9 points by newsignup on Nov 16, 2015 | hide | past | favorite | 7 comments
Its really frustrating not being to go back using the back button, it hampers the general flow by which I use most of the websites. Its already 2015 here, why does bank websites not allow back buttons?

Bank I used was: ICICI bank.




Banks are extremely slow movers, probably for somewhat valid reasons since every little change must be examined and tested in the extreme for defects, vulnerabilities and regulatory compliance.

Adding that it actually takes a fair amount of work to make browser back/forward buttons work in a web application, it is really no wonder that the situation is what it is.


The back button exists, banks can not refuse to allow its use.
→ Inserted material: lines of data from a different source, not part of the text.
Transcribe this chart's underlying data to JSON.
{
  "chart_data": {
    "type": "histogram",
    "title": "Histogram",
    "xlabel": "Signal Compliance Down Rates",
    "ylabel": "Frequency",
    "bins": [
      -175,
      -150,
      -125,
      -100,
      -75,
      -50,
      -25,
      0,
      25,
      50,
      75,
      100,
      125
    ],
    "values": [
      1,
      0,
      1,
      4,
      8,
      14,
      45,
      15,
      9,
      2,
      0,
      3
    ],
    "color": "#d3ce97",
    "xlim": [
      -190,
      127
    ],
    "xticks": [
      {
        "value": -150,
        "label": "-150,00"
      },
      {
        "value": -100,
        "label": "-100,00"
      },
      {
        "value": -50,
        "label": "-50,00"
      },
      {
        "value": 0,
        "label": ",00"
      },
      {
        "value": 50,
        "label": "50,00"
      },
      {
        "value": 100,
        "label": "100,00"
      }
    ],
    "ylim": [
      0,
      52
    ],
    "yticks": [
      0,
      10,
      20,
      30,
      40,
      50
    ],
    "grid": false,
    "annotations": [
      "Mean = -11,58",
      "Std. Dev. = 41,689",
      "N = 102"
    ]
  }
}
All they can do is warn against its use.

Have a unique hidden input for every form. If a user goes back, regenerate the form.

If a form is somehow resubmitted, print a nice message saying saying that transaction was already submitted.


My bank immediately logs me out if I hit the back button (instead of using their "go back" link) at any time during a logged-in session. That's whether I'm making a payment, looking at my statements, setting up direct-debits etc, or just sitting ambiently on the home-screen. It's incredibly annoying.


I google that and this was my third result.

http://www.gcflearnfree.org/internetsafety/6/print

Topic 6 talks about it. So simple.


I suspect the OP is asking why bank websites do not gracefully handle the back button and prevent the errors mentioned on that page.


Except that you don't get charged twice on Amazon or basically any web merchant when using the back button.


You won't get charged twice on any well-written site, but I'm still careful with the back button around any transaction.

It's not really an issue at either of my banks, because a transaction is a lot more than merely submitting a form, and requires authorization with a single-use code. But webshops tend to have far more linear transactions, and I don't always fully trust them to use the back button the way I think it should work.